We know what the history is in this country. We know how criminalization works. And the only thing that is different now is that there is one group of women who the state wants to have more babies because they are in an irrational panic around the demographic shift. And there’s another group of women over which the state wants to continue its rampant overcriminalization and overpolicing of bodies.
Even with everything you’ve talked about, the idea of viability feels very entrenched in how we think about pregnancy and motherhood in our culture. So how do you convince people that viability limits don’t protect abortion rights—that they are, in fact, a contraction?
My colleagues at Patient Forward have a lot more data on this, but from what I understand of polling on this issue, viability limits are not popular with voters. What seems to be happening is that voters are approving what is put in front of them. So we believe, based on research data, that they would have supported ballot measures without viability limits, too. The polling shows overwhelming rejection of government interference throughout pregnancy.
“We should not be putting ourselves out there supporting this idea of bad and good abortions. Either we want people to have access or we don’t. If you want them to have access, let them have access.”
I think people understand why patients have later abortions: because they can’t get time off work, they can’t find folks to watch their other kids, their car is busted, or they don’t have money to get enough gas to get care. Maybe they have an abusive partner, or they didn’t know they were pregnant until they were already at five months, or because they don’t want to have a kid, or because they simply cannot afford another kid. People understand these realities. And as a movement about reproductive justice, we should not be putting ourselves out there supporting this idea of bad and good abortions. Either we want people to have access or we don’t. If you want them to have access, let them have access.
People shouldn’t have to travel from New York City to Colorado to get the care they need. I don’t know how to make it any clearer, any more simple than that. I think that some repro advocates have so internalized these talking points about the political risks of viability lines that they’re not able to get past them. And that doesn’t mean that you don’t say, “Listen, this is complicated.” I know people have complicated feelings and that if that’s what you have for yourself, okay. But your complicated feelings are not what should be driving legislation.

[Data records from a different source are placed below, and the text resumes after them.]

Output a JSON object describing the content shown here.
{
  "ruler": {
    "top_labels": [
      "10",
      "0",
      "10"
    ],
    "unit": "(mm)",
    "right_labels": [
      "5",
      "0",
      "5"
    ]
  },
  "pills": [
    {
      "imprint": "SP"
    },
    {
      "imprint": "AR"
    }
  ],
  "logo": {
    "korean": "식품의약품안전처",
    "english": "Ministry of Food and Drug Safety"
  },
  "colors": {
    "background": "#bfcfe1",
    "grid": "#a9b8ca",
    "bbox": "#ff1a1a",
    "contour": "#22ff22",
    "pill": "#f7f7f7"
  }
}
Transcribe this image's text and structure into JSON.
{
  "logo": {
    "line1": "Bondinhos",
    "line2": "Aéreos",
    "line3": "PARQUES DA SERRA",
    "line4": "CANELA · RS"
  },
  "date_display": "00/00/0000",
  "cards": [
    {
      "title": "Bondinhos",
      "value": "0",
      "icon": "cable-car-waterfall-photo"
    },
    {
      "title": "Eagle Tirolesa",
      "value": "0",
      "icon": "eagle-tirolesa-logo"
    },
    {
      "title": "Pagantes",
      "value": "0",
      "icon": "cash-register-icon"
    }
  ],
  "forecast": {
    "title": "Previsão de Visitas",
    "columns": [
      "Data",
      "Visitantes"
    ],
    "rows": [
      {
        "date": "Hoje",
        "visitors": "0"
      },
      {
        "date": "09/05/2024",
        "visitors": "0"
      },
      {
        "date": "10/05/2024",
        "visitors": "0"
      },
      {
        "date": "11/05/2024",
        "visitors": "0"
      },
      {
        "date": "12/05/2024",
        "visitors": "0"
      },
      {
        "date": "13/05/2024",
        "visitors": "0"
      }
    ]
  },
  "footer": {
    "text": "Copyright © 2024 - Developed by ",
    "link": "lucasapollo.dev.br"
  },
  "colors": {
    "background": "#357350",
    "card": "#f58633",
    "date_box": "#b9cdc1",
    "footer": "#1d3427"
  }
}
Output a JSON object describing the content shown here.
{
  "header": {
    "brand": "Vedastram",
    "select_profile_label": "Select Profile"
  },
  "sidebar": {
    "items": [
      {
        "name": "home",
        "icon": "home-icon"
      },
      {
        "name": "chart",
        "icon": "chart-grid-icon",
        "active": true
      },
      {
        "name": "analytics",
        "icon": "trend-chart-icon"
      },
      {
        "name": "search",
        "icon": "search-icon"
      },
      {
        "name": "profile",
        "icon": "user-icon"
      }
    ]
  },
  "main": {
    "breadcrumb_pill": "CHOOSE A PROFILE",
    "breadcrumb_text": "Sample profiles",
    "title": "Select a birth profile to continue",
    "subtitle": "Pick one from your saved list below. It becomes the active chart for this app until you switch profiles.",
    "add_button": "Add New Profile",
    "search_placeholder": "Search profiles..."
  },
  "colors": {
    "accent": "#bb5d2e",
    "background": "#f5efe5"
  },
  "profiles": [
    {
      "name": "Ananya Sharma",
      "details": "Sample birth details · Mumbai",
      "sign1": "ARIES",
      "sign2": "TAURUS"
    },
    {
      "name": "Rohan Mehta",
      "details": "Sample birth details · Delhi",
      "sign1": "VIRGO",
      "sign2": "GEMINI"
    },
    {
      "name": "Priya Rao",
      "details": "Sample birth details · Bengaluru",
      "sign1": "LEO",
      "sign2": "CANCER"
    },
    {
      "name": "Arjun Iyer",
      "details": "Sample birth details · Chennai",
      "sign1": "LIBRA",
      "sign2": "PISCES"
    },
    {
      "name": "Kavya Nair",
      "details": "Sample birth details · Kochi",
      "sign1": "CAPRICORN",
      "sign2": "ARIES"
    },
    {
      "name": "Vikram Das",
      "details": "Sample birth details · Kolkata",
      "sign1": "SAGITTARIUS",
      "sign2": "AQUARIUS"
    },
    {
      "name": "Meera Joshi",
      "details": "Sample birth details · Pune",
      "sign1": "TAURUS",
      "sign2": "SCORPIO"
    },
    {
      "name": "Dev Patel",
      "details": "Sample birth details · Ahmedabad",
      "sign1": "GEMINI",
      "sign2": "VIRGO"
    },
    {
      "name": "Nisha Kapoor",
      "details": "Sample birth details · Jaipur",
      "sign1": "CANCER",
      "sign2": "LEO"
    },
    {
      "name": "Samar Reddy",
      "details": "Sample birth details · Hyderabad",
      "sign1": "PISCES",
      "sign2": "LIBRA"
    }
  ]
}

We’ve lost. Roe is gone. And we have people right now in the federal government who are implementing Project 2025, which wants to provide fetuses with 14th Amendment protections. If that happens, all abortion access will be gone. So the repro movement can have its feelings. But we are losing. We can keep woe-is-me-ing our way through what is happening. Or we can step up and fight. Passivity is not going to work. We cannot appease the other side. They’re not appeased—they’re taking, taking, taking.
Everything is burning down. This is the moment for the repro movement to rebuild in a way that serves everybody.